Das Interview führte Dagmar Peters | Quelle: domradio.de

 

1 Rückmeldung

  1. Mönkebüscher sagt:

    Täusche ich mich oder stimmt es, dass bei den Missbrauchsgutachten der Bistümer, die so nach und nach erscheinen, ein anderer Ton auch in der Aufnahme und Kommentierung seitens der lebenden Bischöfe und anderer Menschen in der Kirche dabei ist, je nachdem ob belastete Bischöfe noch leben oder schon verstorben sind?
    Täusche ich mich oder stimmt es, dass wir uns an diese zutage tretenden Fakten gewöhnt haben und sie auch die Öffentlichkeit nicht mehr so aufwühlen wie noch etwa 2018?

    Täusche ich mich oder stimmt es, dass man heute vermutlich einen „Synodalen Weg“ nicht mehr ins Leben rufen würde, weil die Bezweiflung der systemischen Ursachen nicht abgenommen sondern eher zugenommen hat und Teile der Weltkirche inclusive Vatikan sich nicht wirklich ernsthaft auseinandersetzen und an notwendige Veränderungen und Korrekturen in Lehre und Leben herangehen wollen?

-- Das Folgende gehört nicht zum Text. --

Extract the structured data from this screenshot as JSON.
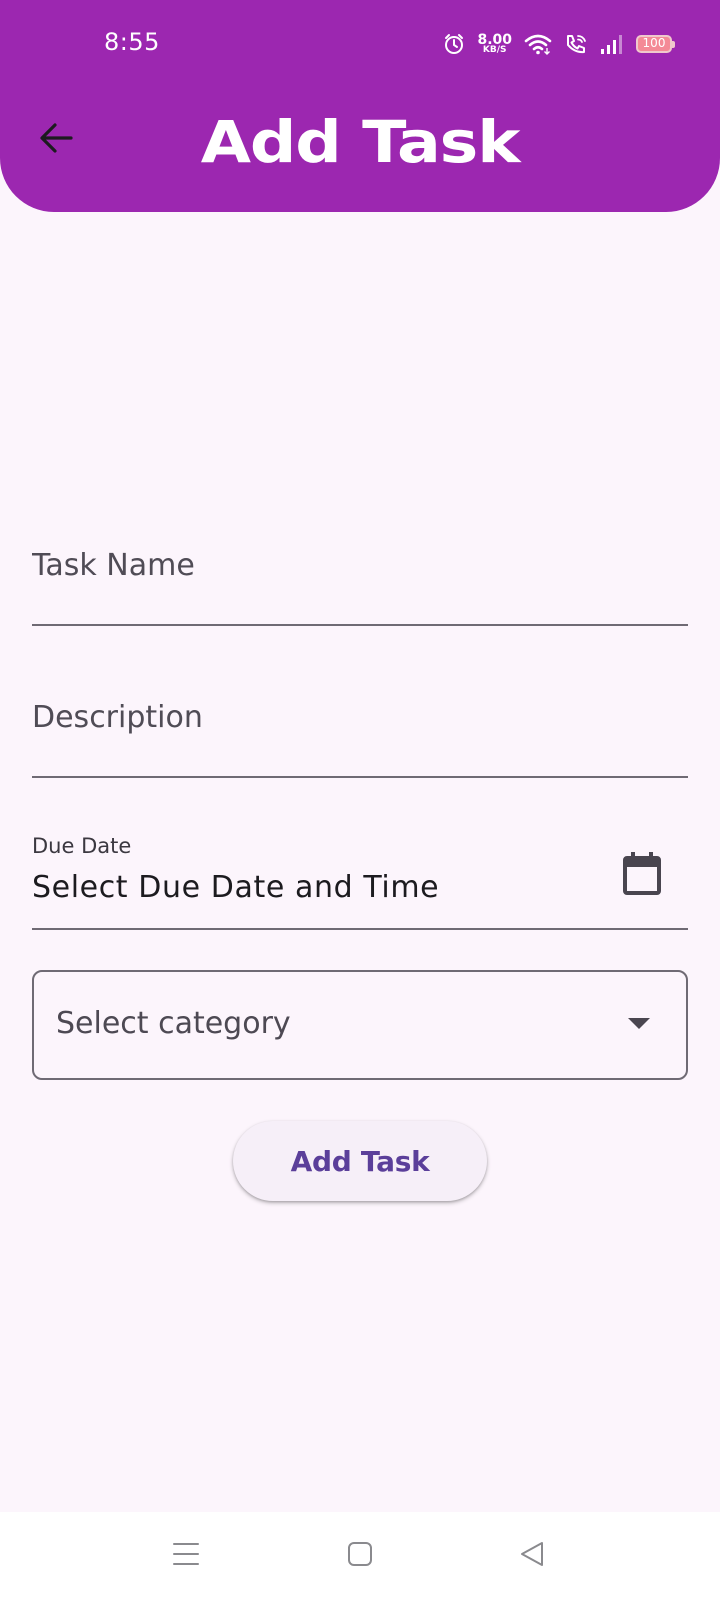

    Täusche ich mich oder stimmt es, dass das Prinzip des Schützens von Kirche und Lehre zu Lasten von Menschen und ihren Lebensgeschichten weiterhin Ohr und Herz von kirchlich Verantwortlichen nicht bei den Menschen sein lässt (in dem nach wie vor Frauen (mit dem „marianischen“ Prinzip belehrt) und queere Männer (die ja nicht zum Priester geweiht werden können) diskriminiert, Transmenschen erst gar nicht ernst genommen sondern geleugnet werden? (Vorgestern noch hatte ich ein Gespräch mit einem queeren kirchlichen Mitarbeitenden, der mir sagte: wenn meine Vorgesetzten mich nicht wollen als queeren Menschen, finden sie schon eine andere Begründung, um mich loszuwerden.)

    Täusche ich mich oder stimmt es, dass die männerbündischen Verbindungen
    Immer noch befangen machen und wirkliche Aufarbeitung erschweren, auch weil der eine was gegen den anderen „in der Hand“ hat – ohne zu unterscheiden, was Verbrechen sind und was nicht?

    Täusche ich mich oder stimmt es, dass die fehlende Unterscheidung zwischen Verbrechen (Missbrauch) und Zölibatsverstoß dazu geführt hat, dass Priester, die sich verliebt haben, oftmals ungnädig entlassen und fallen gelassen wurden (bis vor nicht langer Zeit gar verhindert wurde, dass sie irgendwie auch beruflich und gesellschaftlich wieder Fuß fassen konnten), während Missbrauchstaten als Ausrutscher behandelt wurden, die das System Kirche nicht so sehr in Frage stellen wie eine liebevolle Beziehung? Anders gefragt: Täusche ich mich oder stimmt es, dass die Kirche sich leichter tut mit sexuellen Betätigungen ihrer Priester, sofern sie zu keiner dauerhaften Beziehung führen?

    Täusche ich mich oder stimmt es, dass so manche Verantwortliche in der Kirche lieber selbst reden und dozieren anstatt wirklich zu hören?